Depends on how much you share: I'm not an expert but I'd say that if you are sharing let's say 100GB a 2GB Ram buffer would not be that effective in limiating disc accesses,
I think that even 50-250MB could help a lot.
Let`s say you allow 10 uploads at any time. Once an upload is initiated the program can fetch maybe 5MB of the file and monitor how quick the upload is.
Then it can easiliy be calculated how many MB will be uploaded within maybe the next 10-30 minutes.
That data can be pre-loaded to RAM.
Handling it this way would mean that the program can have 1 read process at a time because there is no hurry since a lot of the required data will be in RAM.
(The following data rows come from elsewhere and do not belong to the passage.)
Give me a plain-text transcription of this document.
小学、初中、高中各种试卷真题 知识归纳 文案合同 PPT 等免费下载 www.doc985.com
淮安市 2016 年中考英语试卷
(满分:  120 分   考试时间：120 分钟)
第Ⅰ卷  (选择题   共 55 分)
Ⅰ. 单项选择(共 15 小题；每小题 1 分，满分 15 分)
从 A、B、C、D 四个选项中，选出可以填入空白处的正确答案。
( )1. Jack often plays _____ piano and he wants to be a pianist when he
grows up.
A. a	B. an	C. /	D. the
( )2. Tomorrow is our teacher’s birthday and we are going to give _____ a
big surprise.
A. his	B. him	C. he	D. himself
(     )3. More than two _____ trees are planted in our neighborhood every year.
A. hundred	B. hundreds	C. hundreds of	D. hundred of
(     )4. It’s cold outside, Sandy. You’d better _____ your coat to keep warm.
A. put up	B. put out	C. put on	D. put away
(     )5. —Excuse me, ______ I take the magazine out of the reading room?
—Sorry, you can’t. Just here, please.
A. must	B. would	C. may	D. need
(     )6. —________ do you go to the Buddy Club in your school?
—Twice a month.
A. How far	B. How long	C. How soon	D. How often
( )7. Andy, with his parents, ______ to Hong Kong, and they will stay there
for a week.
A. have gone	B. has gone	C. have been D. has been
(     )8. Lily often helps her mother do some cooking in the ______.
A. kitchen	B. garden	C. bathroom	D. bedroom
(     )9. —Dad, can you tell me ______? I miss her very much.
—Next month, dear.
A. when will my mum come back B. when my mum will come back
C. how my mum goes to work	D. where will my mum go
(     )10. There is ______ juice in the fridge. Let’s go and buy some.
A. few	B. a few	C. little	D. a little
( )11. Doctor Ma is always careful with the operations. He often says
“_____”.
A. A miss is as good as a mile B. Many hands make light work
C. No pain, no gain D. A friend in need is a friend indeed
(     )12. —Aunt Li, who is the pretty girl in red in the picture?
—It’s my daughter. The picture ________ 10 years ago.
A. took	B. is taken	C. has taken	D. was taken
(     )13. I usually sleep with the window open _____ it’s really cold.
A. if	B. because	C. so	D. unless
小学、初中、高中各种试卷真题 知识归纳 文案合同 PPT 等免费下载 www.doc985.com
In case of reading it wouldn`t even require much change in programming I suppose.
When it comes to writing - I don`t know.
I'd suggest a different solution, if you share a directory with the most uploaded files in a SSD unit, you may have several advantages
Still too expensive just for file sharing. And not required because there might be enough RAM available for buffering.
That`s not rocket science.
about fragmentation: i found a definitive solution putting the temp folder of the a/e mule on a different partition from the one in which the completed file is stored, while the temporary .part file is awfully fragmented, when the file is completed and copied in an other disk or partition, it becomes sequential.
Defragmentation is not my main issue. I did not experience much of a harddrive slow down.
I would also like to add that your way of doing that means that the files have to be copied from one partition to another when finished.
I don`t see a real problem with that but generally I think this is a waste of resources (time and also a little bit of extra wearout). It`s a workaround and not elegant.